Arrivés sur la scène de crime, ils furent accueillis pas un flic à la silhouette de catcheur. Il n'avait pas l'air ravi de les voir ici, ce que les deux Marseillais comprenaient très bien. Il n'y avait pas plus emmerdant que deux débarqués venant mettre leurs pattes dans une affaire. Mais eux non plus n'avaient pas envie d'être là.
- Lieutenant Moreau, chargé d'enquête au SRPJ d'Aix.
- Bonjour lieutenant. Capitaine Caïn et capitaine Alice. On ne vous embêtera pas longtemps.
- Si vous voulez bien me suivre.
La scène de crime était telle que la commandante la leur avait décrit. La victime avait trouvé la mort dans un cul-de-sac qu'un quartier désert. Il était assez surprenant de savoir qu'ils avaient un témoin dans de telles conditions.
- La victime s'appelait Louise Belavre. Elle était originaire de Marseille ? Un seul coup de feu. Le tueur se tenait derrière elle.
- Et qu'es-ce qu'elle faisait là ?, demanda Alice.
- La porte ici mène à une entreprise de boxes de stockage. Elle avait une clé sur elle. Son boxe n'est pas très grand. Quelques vieux meubles, un matelas et des cartons de paperasse d'enfance. Rien qui sorte de l'ordinaire.

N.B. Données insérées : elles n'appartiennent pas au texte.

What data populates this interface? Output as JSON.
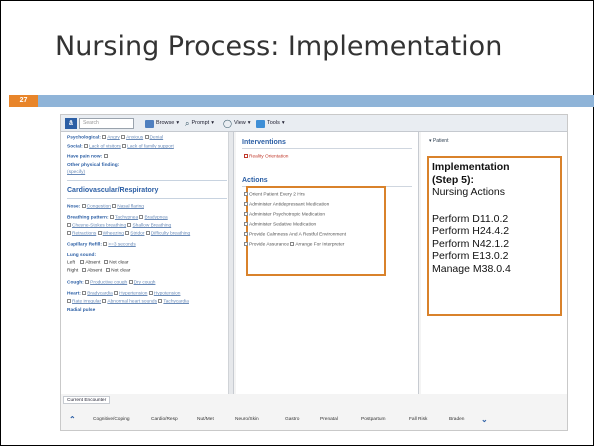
{
  "slide": {
    "title": "Nursing Process: Implementation",
    "number": "27"
  },
  "toolbar": {
    "search_placeholder": "Search",
    "browse_label": "Browse",
    "prompt_label": "Prompt",
    "view_label": "View",
    "tools_label": "Tools"
  },
  "left": {
    "psych_label": "Psychological:",
    "psych_opts": [
      "Angry",
      "Anxious",
      "Denial"
    ],
    "social_label": "Social:",
    "social_opts": [
      "Lack of visitors",
      "Lack of family support"
    ],
    "pain_label": "Have pain now:",
    "other_label": "Other physical finding:",
    "other_link": "(specify)",
    "section_title": "Cardiovascular/Respiratory",
    "nose_label": "Nose:",
    "nose_opts": [
      "Congestion",
      "Nasal flaring"
    ],
    "breathing_label": "Breathing pattern:",
    "breathing_opts_1": [
      "Tachypnea",
      "Bradypnea"
    ],
    "breathing_opts_2": [
      "Cheyne-Stokes breathing",
      "Shallow Breathing"
    ],
    "breathing_opts_3": [
      "Retractions",
      "Wheezing",
      "Stridor",
      "Difficulty breathing"
    ],
    "cap_label": "Capillary Refill:",
    "cap_opt": ">=3 seconds",
    "lung_label": "Lung sound:",
    "lung_left": "Left",
    "lung_right": "Right",
    "lung_absent": "Absent",
    "lung_notclear": "Not clear",
    "cough_label": "Cough:",
    "cough_opts": [
      "Productive cough",
      "Dry cough"
    ],
    "heart_label": "Heart:",
    "heart_opts_1": [
      "Bradycardia",
      "Hypertension",
      "Hypotension"
    ],
    "heart_opts_2": [
      "Rate irregular",
      "Abnormal heart sounds",
      "Tachycardia"
    ],
    "bottom_cut": "Radial pulse"
  },
  "middle": {
    "interventions_title": "Interventions",
    "interventions_item": "Reality Orientation",
    "actions_title": "Actions",
    "actions": [
      "Orient Patient Every 2 Hrs",
      "Administer Antidepressant Medication",
      "Administer Psychotropic Medication",
      "Administer Sedative Medication",
      "Provide Calmness And A Restful Environment",
      "Provide Assurance"
    ],
    "actions_extra": "Arrange For Interpreter"
  },
  "right": {
    "patient_label": "Patient",
    "impl_title": "Implementation",
    "impl_step": "(Step 5):",
    "impl_sub": "Nursing Actions",
    "perform_lines": [
      "Perform D11.0.2",
      "Perform H24.4.2",
      "Perform N42.1.2",
      "Perform E13.0.2",
      "Manage M38.0.4"
    ]
  },
  "footer": {
    "encounter_tab": "Current Encounter",
    "nav_items": [
      "Cognitive/Coping",
      "Cardio/Resp",
      "Nut/Met",
      "Neuro/Skin",
      "Gastro",
      "Prenatal",
      "Postpartum",
      "Fall Risk",
      "Braden"
    ]
  },
  "colors": {
    "accent_orange": "#d9822b",
    "bar_blue": "#8fb4d8",
    "link_blue": "#2c5fa5"
  }
}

Alors qu'il n'avait rien dit jusque là, Caïn se dirigea à l'intérieur en appelant les techniciens. Alice s'excusa auprès de Moreau et le suivit. L'intérieur était classique, un long couloir flanqué de portes. Pas très loin de la sortie l'une d'entre elle était ouverte et la PTS s'y agitait comme des fourmis sur une goutte de sirop. Parmi eux, une femme semblait diriger, elle n'était pas une scientifique mais Caïn l'ignora pour demander.
- Est-ce qu'elle gardait ses photos de classe ?
Alice, elle, s'approcha de celle qui devait être la chef.
- Veuillez excuser le capitaine Caïn, il est un peu brut de décoffrage. Lieutenant Alberti. Nous sommes du SRPJ de Marseille.
- L'handicapé et la fillette ? On vous attendait. Je suis le capitaine Ousbir, Nabila Ousbir. Notre témoin est au commissariat, il n'a rien demandé d'autre que vous voir.
- On lui tirera les vers du nez et on vous laissera tranquilles.
- Je savais que je connaissais ce nom. Louise Belavre.
Le capitaine les avait interrompu sans aucune gêne. Il tendait à Alice une photo de classe.
- Là c'est elle et là c'est moi. Elle était dans ma classe durant mes années de collège.
- Vous connaissez la victime ?, s'enquit le capitaine Ousbir.
- Vaguement. On n'a jamais été ami. On ne s'est même pas vraiment parlé à l'époque …
Alice ne l'écoutait pas, elle restait fixée sur la photo. Caïn avait bien changé depuis cette époque mais Alice l'aurait reconnu sans qu'il ait besoin de le lui indiquer. Il avait dû avoir son succès. Grand avec une gueule d'ange et un sourire charmeur. Peut-être d'ailleurs la différence n'était-elle pas tant marquée physiquement que par l'expression sur le visage du jeune Frédéric.
Le jeune homme qui posait au milieu de ses camarades avait l'insouciance et l'innocence de son âge imprimées sur le visage. Il était assez visiblement de ceux dont les préoccupations s'arrêtait à leur bande d'amis et à une fille dans le pire des cas. Lorsque Alice regardait le capitaine qu'elle avait devant elle, elle voyait le poids des ans, pas seulement dans son corps brisé par l'accident. Quelque chose, dans ses yeux, était fondamentalement différent.